I have not always been a huge proponent of the use of the internet, specifically online social networks, within the educational process. If you would have told me a couple of years ago that I would be helping to institute an Instagram assignment in the lab that I am a graduate teaching assistant and would be designing my dissertation project research on the use of social networking sites as motivators to worksite wellness interventions, I would have said, “What is Instagram?” and “I already have Facebook.”

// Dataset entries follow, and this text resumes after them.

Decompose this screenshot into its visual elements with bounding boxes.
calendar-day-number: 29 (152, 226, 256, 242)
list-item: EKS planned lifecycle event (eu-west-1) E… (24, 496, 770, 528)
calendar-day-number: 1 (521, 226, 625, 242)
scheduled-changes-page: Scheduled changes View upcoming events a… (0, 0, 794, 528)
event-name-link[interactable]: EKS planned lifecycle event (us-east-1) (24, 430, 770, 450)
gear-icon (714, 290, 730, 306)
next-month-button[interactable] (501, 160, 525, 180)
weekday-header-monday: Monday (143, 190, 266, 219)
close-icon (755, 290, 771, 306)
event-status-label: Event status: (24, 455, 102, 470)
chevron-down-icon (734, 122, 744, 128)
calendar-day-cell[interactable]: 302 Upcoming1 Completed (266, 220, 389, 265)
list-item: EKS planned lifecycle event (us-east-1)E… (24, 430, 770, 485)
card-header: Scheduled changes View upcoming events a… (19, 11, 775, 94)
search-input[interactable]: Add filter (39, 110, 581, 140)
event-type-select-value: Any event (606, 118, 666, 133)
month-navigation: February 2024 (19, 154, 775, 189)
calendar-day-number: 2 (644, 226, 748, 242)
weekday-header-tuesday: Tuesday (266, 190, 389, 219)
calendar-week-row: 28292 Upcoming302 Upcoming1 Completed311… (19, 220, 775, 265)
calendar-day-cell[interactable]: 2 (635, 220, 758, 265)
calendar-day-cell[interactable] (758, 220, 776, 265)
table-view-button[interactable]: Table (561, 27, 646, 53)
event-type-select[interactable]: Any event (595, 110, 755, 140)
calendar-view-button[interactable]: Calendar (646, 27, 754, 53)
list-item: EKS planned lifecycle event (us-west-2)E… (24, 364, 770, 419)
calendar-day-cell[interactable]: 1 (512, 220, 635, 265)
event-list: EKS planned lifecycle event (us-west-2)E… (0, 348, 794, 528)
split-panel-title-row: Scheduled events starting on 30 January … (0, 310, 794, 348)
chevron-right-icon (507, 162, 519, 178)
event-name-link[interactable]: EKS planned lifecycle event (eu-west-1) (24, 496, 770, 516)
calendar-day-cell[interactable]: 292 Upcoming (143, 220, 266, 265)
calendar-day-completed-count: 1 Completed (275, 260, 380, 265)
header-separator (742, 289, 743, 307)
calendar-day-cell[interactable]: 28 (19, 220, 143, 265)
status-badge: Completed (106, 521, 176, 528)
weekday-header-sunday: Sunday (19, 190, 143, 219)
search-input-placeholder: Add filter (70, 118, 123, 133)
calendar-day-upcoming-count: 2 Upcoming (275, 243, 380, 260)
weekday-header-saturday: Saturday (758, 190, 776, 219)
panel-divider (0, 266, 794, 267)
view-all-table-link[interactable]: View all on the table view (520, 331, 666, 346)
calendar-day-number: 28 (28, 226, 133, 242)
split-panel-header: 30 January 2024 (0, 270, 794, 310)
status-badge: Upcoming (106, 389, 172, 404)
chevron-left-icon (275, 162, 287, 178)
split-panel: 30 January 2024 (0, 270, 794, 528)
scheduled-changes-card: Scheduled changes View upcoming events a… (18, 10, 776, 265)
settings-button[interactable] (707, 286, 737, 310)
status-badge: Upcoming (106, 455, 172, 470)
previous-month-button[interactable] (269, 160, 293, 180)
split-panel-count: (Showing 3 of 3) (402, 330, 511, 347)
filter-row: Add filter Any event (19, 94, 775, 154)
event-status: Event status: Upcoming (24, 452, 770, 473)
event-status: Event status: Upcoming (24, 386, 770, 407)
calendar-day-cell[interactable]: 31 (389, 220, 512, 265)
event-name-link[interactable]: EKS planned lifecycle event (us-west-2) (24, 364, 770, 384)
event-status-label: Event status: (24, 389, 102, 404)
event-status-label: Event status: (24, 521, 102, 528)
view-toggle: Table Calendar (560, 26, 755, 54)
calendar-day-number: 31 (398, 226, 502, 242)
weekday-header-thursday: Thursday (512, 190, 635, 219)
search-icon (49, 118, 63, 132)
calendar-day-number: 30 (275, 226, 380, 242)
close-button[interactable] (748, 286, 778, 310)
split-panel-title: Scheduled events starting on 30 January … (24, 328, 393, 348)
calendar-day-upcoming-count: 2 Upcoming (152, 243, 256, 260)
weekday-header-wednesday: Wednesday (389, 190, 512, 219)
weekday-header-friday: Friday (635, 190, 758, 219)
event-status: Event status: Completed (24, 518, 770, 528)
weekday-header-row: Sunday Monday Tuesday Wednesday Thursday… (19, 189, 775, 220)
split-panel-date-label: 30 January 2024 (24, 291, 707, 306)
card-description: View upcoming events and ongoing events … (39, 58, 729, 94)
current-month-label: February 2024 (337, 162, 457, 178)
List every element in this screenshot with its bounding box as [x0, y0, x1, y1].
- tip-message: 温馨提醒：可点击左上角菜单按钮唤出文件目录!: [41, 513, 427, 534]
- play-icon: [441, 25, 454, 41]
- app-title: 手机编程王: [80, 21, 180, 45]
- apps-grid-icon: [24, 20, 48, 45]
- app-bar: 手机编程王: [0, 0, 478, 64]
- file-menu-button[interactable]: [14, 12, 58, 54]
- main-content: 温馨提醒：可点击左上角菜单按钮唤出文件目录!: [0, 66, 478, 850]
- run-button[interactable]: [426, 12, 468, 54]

Sometimes I think that it is especially difficult for those in older generations to foresee the future of education. If we are expected to teach the younger generations then it seems only intuitive that we listen to their interests and adapt to them, not the other way around, which seems like a pretty backwards of doing things if you think about it. The typical practice of lecture and then regurgitation of information has been pressed upon most children within the typical educational system by those who are older than them. Instead, let us learn from our students and embrace the technology and what they have to teach us about more interesting ways to learn. With student’s hands practically glued to their cell phones, we need to stop trying to get them to put their phones down and quit forcing them to step away from their online communities and instead encourage them to lean into the digital world and the realm of educational content that exists at their fingertips.

Regardless of generation, the vast majority of those who go online think the internet has been good for them personally. Therefore, I feel that it is important that the educational system continue to evolve and to push the outer limits of what is possible in education. If experiential learning is considered education, then why not networked learning?